A Matter of Life and Death challenges the racial stereotype of the white settler through altering the ethnicity of the original image to speak about immigration by African Americans and Afro-Native Americans escaping discriminatory laws and race based violence in the United States of America. Although (or because) these settlers faced discouragement from immigration agents and extremely rigorous applications of the rules of admissions by immigrations officials due to the unofficial racism of the time, they proved generally to be some of the fittest, physically and economically, of the homesteaders who came to Canada. They tended to settle the more remote lands in a bid to ‘live in peace,’ as even among the maligned slavic ethnic groups, they were deemed suspect. It is a testament to the desperation of the situation they saw themselves in south of the border; that they were willing to face such resistance for the opportunity to raise their families in relative safety. This is still a relevant example to contemplate today as we think about individuals willing to risk frost-bite and hypothermia to make illegal border crossings from the US to Canada in order to apply for refugee status here.
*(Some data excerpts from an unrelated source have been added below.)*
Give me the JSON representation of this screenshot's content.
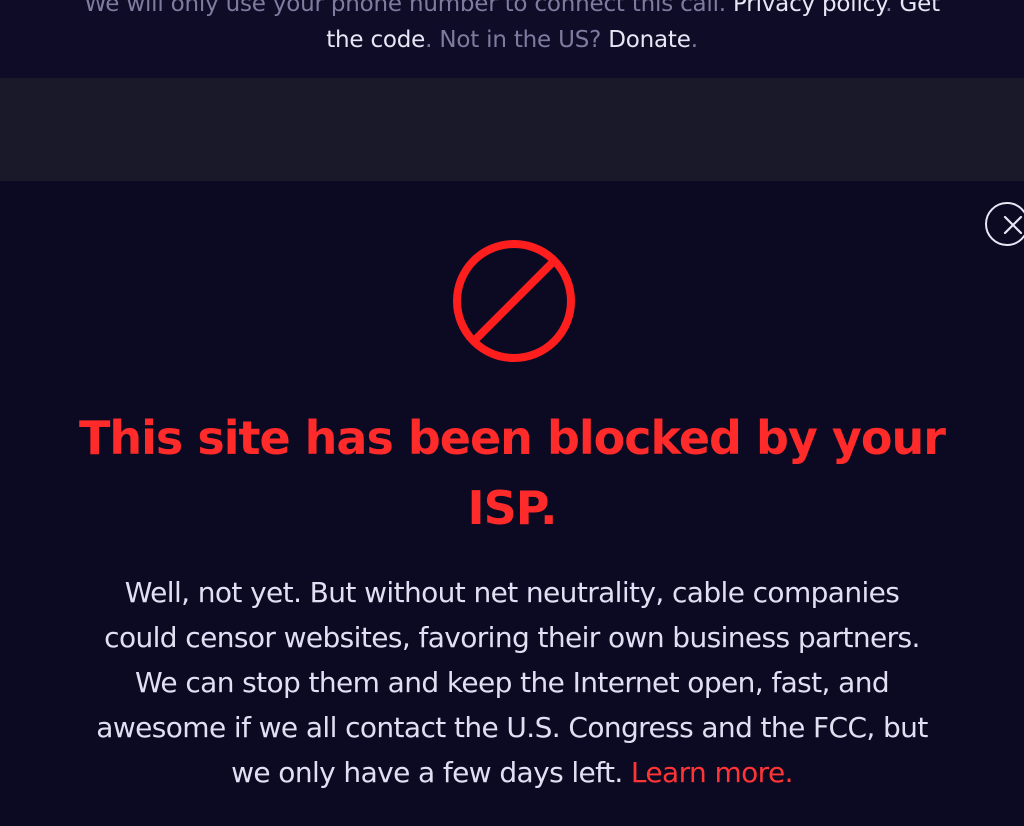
{
  "top_notice": {
    "text_part1": "We will only use your phone number to connect this call. ",
    "privacy_link": "Privacy policy",
    "sep1": ". ",
    "get_link_line1": "Get",
    "get_link_line2": "the code",
    "text_part2": ". Not in the US? ",
    "donate_link": "Donate",
    "end": "."
  },
  "modal": {
    "close_icon": "close-icon",
    "blocked_icon": "prohibited-icon",
    "accent_color": "#ff2a2a",
    "headline_line1": "This site has been blocked by your",
    "headline_line2": "ISP.",
    "body_line1": "Well, not yet. But without net neutrality, cable companies",
    "body_line2": "could censor websites, favoring their own business partners.",
    "body_line3": "We can stop them and keep the Internet open, fast, and",
    "body_line4": "awesome if we all contact the U.S. Congress and the FCC, but",
    "body_line5_text": "we only have a few days left. ",
    "learn_more_link": "Learn more."
  }
}
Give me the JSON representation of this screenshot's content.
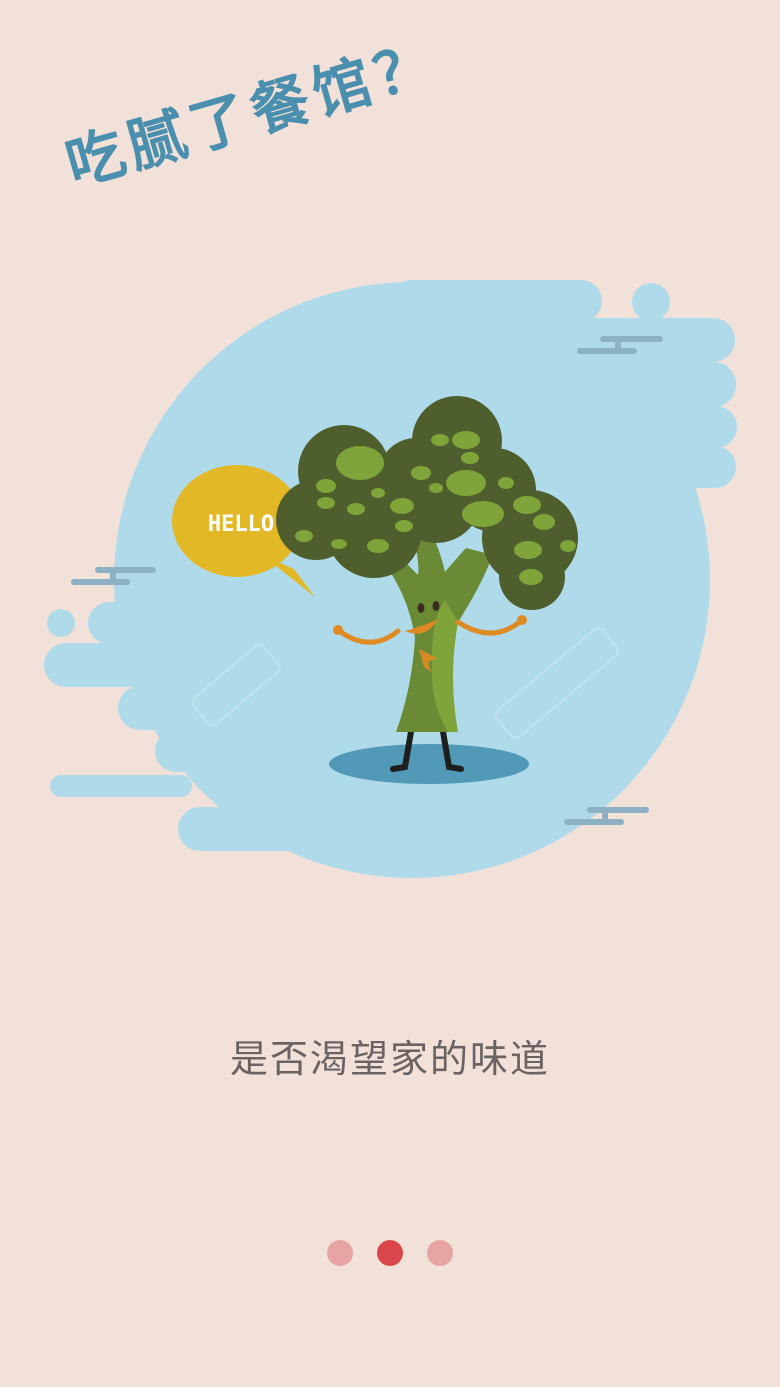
{
  "colors": {
    "background": "#f2e1d9",
    "headline": "#4a8fae",
    "blob": "#afdaea",
    "cloud_line": "#8db0c4",
    "broccoli_dark": "#4f5e2d",
    "broccoli_light": "#7ea43a",
    "stem": "#6a8a35",
    "bubble": "#e3b826",
    "bubble_text": "#ffffff",
    "arms": "#e08a23",
    "shadow": "#5199b6",
    "tagline": "#6b6363",
    "dot_inactive": "#e6a5a3",
    "dot_active": "#d9474b"
  },
  "onboarding": {
    "headline": "吃腻了餐馆？",
    "tagline": "是否渴望家的味道",
    "illustration": {
      "speech_bubble": "HELLO",
      "character": "broccoli-character"
    },
    "pager": {
      "total_pages": 3,
      "current_page": 2
    }
  }
}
Land of Fairytale Abundance challenges the cultural stereotype of the British colonial settler through altering the ethnicity of the original image to speak about immigration by Ukrainians to western Canada. It is also interested in the reasons for and cultural impact of Ukrainian immigration to Canada. Although the general perception of Slavic immigrants during Sifton era immigration policy was negative, their admission was favoured by government during Clifford Sifton’s tenure due to their skills as farmers and perceived ability to handle the harsh Canadian climate. Meanwhile, in their home countries they were often starved or starving due to political, ethnic and class suppression, as well as over-crowding. To take a big chance by leaving everything familiar behind just to have an opportunity to grow enough food to feed their families seemed like a Fairytale come true. This alone should have been enough to incur the sympathies and support of established Canadians, but the response to their impoverished and alien appearance was distaste and distrust. Often they became the unwarranted scapegoats for crime and violence. Although many were able to take advantage of bloc settlement allowances in Canada, they were encouraged to abandon their customs of food, dress, language and dance to integrate with British colonial culture. Yet today the impact on the culture of Canada can be seen across the country in dances, cuisine and architecture, and does not seem out of place or questionable at all to most contemporary Canadians, even to the point of being grouped with definitions of colonial culture in the west.